Avrupa'da bu tarz başörtüsüne türban dediklerini öğrenmiş. Hikaye bu.


* * *
Başörtüsü türban oldu ama maksat hasıl olmadı.. Anayasa Mahkemesi'nin üyeleri laikliği kendi bildikleri gibi yorumladı ve sorun bugünlere kadar geldi. Doğramacı başörtüsünü yasaklayan bir kanun olmadığını, varsa bile bilmediğini söyledi..,

YöK Başkanlığı yapmış bir profesörün dahi bilmediği bir kanunla yüz yüzeyiz..

Kanun yok, suç var.

Kanunu da yapsınlar da bitsin bu iş. Kim yapacak?

Yargıtay mı? Danıştay mı? Anayasa Mahkemesi mi? Kemal Alemdaroğlu mu?

Gerçi Anayasa'da kanun yapma, anayasa maddelerini değiştirme yetkisi Meclis'e verilmiş.

Olay bitmiyor ama.. Meclis'in yasama yetkisini kullanmamasını isteyen hukukçular var bu ülkede.

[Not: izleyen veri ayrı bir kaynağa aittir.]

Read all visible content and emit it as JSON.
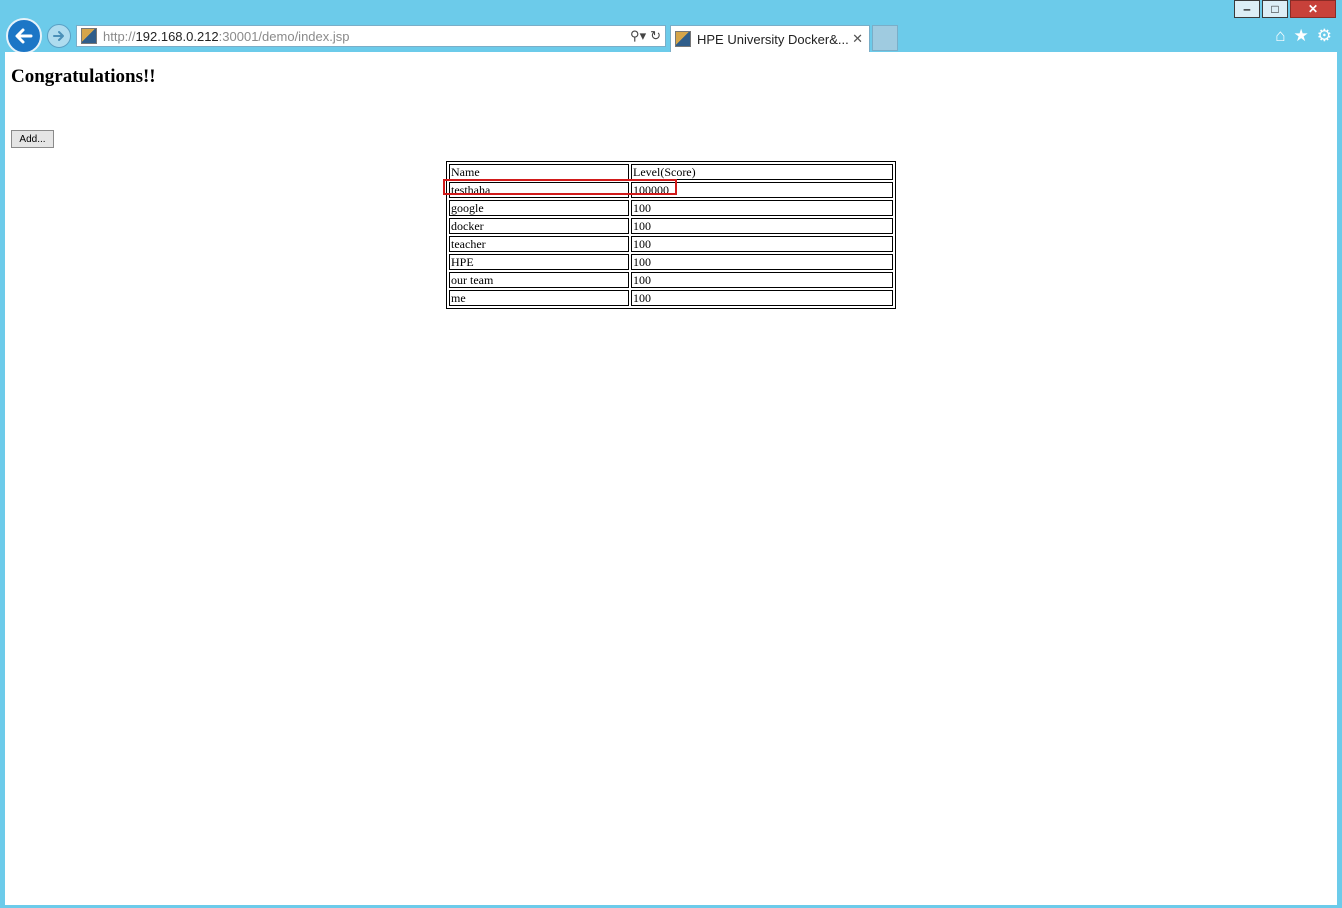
{
  "browser": {
    "url_prefix": "http://",
    "url_host": "192.168.0.212",
    "url_rest": ":30001/demo/index.jsp",
    "tab_title": "HPE University Docker&...",
    "window_buttons": {
      "minimize": "‒",
      "maximize": "□",
      "close": "✕"
    },
    "icons": {
      "back": "back-arrow-icon",
      "forward": "forward-arrow-icon",
      "search": "search-icon",
      "refresh": "refresh-icon",
      "home": "home-icon",
      "favorites": "star-icon",
      "tools": "gear-icon"
    }
  },
  "page": {
    "heading": "Congratulations!!",
    "add_button_label": "Add...",
    "table": {
      "headers": [
        "Name",
        "Level(Score)"
      ],
      "rows": [
        {
          "name": "testhaha",
          "score": "100000"
        },
        {
          "name": "google",
          "score": "100"
        },
        {
          "name": "docker",
          "score": "100"
        },
        {
          "name": "teacher",
          "score": "100"
        },
        {
          "name": "HPE",
          "score": "100"
        },
        {
          "name": "our team",
          "score": "100"
        },
        {
          "name": "me",
          "score": "100"
        }
      ]
    },
    "highlight_color": "#d11a1a"
  }
}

Toplumun ne dediği, ne istediği önemli değil..

Nasıl olsa Halk, hakları ve sorumlulukları olan yurttaşlar topluluğu değil, yığın.

Haso'lar ve Memo'lar işte..

Ya Milli İrade?

Korkunç bir şakanın kurbanı mıyız yoksa?


Erbakan Hoca ne zaman konuşacak?

Vakit gazetesi Şevket Kazan'la 28 Şubat hakkında bir röportaj yaptı.. Röportajda Aydın Doğan ile ilgili iddialar da yer alıyordu.. Doğan iddiaları reddetti. Evet, Doğan ve Necmettin Erbakan 28 Şubat döneminde özel olarak görüşmüşlerdi.. Doğan, Kazan'a hitaben görüşme notlarının hem kendisinde hem Erbakan Hoca'da olduğunu belirtiyor, "Onayımı veriyorum. Gidip Sayın Erbakan'dan bu notları isteyip kamuoyuna açıklayınız. Böylece Türk milleti o buluşmalarda ne konuşmuşuz öğrensin" diyor.. Erbakan Hoca, 28 Şubat döneminde Başbakan idi. Ne olup bittiği konusunda en fazla bilgiye sahip. Ama bu dönem hakkında konuşmayan tek isim de, kendisi.. Aradan on yıl geçti.. Acaba Erbakan Hoca, '28 Şubat'ın bilinmeyenleri' hakkındaki konuşmama orucunu ne zaman bozacak? On yıldır kendi kendime sorduğum bir soru bu..


CHP ve Hıristiyan Demokratlar

Almanya'da sağcı partilerin marifetiyle çıkarılan Göçmenler Yasası, Türk göçmenlere aşılması zor engeller getiriyor.. Ferhat gibi dağları delmeleri gerekiyor.. Mesela Alman vatandaşı bir kadın, Türk vatandaşı erkekle evlense ne olacak? Almanca bilecek.. Bunu kanıtlayacak.. Ondan sonra Almanya'da oturabilecek.. Alman vatandaşı(Alman ırkından olması şart değil) bir erkek de aynı engelle yüzyüze.. Alman Yeşiller Partisi'nin eşbaşkanı Claudia Roth'u tanıyorsunuz.. Hannover'deki bir toplantıda yasanın saçmalığını anlatmış. Habertürk'ten Ali Gülen'in aktardığına göre,"Ben Türkiye'den Almanya'ya damat getiremeyeceğim" diye yakınmış.. Konu, Claudia'nın Türk koca bulup bulmayacağı değil.. Bana ne.. Roth, şikayetini Hıristiyan Demokrat bir siyasetçiye anlattığında ne cevap almış biliyor musunuz?

"Japon ya da Amerikalı biriyle evlen. Türk şart mı?" İşte bu..

Türkiye'de bazı insanlar da, başörtülülere "Başını açsan ne olur, dinden mi çıkarsın?", "Aç kurtul, aç oku" gibisinden absürt çıkışlar yapıyorlar.. CHP Milletvekili Canan Arıtman da Sümerolog Muazzez İlmiye çığ'dan mütevellit arkaik görüşleri sıraladıktan sonra "Atın örtülerinizi, özgürleşin" diye seslenmiş.. Hıristiyan Sağcı bir siyasetçiyle, sol iddiasındaki CHP'li siyasetçi arasında ne fark var? Sorunun cevabını bulduğunuzda, "CHP sağcı parti oldu" denilerek Sosyalist Enternasyonal'dan çıkarılma eğiliminin ne kadar isabetli olduğunu da çakarsınız.. çaksanız ne olur? Hiç.